I agree that it depends on your preference and personality to a large degree. But it also depends on your opportunity and need. When I lived in Japan I started speaking right away because I lived surrounded by the language, and there were real situations where I needed the language to communicate.
However, when learning a language where I am not surrounded by speakers, it becomes necessary to engage a tutor or language partner. The conversation is no longer real. In such situations I prefer to wait until I am able to understand and say things of genuine interest, in other words have a fairly normal conversation where the goal is to communicate, not just to utter phrases. Thus I find it more useful, and also much easier to focus on input until I reach that level.
I don’t think it matters when you start.
You need to feel comfortable. B2 is certainly a high enough level to start speaking if you want to.

If you are interested, I’ve written an article about it- “When to start speaking”. Here is the link to the English version: Login - LingQ

When I started learning German, I started speaking immediately.

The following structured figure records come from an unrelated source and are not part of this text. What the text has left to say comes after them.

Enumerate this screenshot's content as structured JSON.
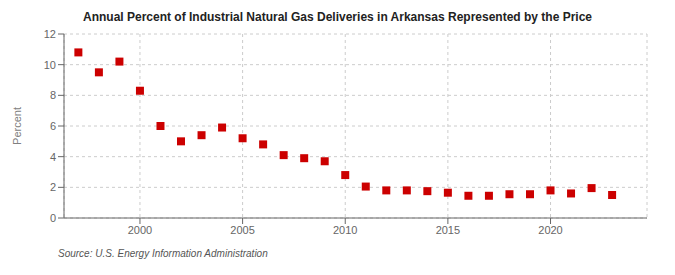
{
  "chart_data": {
    "type": "scatter",
    "title": "Annual Percent of Industrial Natural Gas Deliveries in Arkansas Represented by the Price",
    "y_label": "Percent",
    "annotations": [
      "Source: U.S. Energy Information Administration"
    ],
    "x": [
      1997,
      1998,
      1999,
      2000,
      2001,
      2002,
      2003,
      2004,
      2005,
      2006,
      2007,
      2008,
      2009,
      2010,
      2011,
      2012,
      2013,
      2014,
      2015,
      2016,
      2017,
      2018,
      2019,
      2020,
      2021,
      2022,
      2023
    ],
    "values": [
      10.8,
      9.5,
      10.2,
      8.3,
      6.0,
      5.0,
      5.4,
      5.9,
      5.2,
      4.8,
      4.1,
      3.9,
      3.7,
      2.8,
      2.05,
      1.8,
      1.8,
      1.75,
      1.65,
      1.45,
      1.45,
      1.55,
      1.55,
      1.8,
      1.6,
      1.95,
      1.5
    ],
    "color": "#cc0000",
    "marker": "square",
    "xlim": [
      1996.3,
      2024.7
    ],
    "ylim": [
      0,
      12
    ],
    "xticks": [
      2000,
      2005,
      2010,
      2015,
      2020
    ],
    "yticks": [
      0,
      2,
      4,
      6,
      8,
      10,
      12
    ],
    "grid": true
  }
}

At the time, I thought that outside of my German classes, I was going to spend my days running around Vienna using German to order food and buy train tickets, and through this alone, I would become fluent in some magically short time. This I think is a common illusion and it evaporated after a few months. I think the speaking practice I did in this time helped me a lot. I think I would have learned slower, at least initially, if I had not tried to speak straight away. On the other hand, I don’t know if it would have really made such a difference to my long term progress if I had waited a year.

When I did the 90-day challenge for Russian, I didn’t try to speak at all. Probably I would have learned more if I spent at least some time trying to speak, but Russian is such a pain in the ass to try to produce and I simply couldn’t be bothered.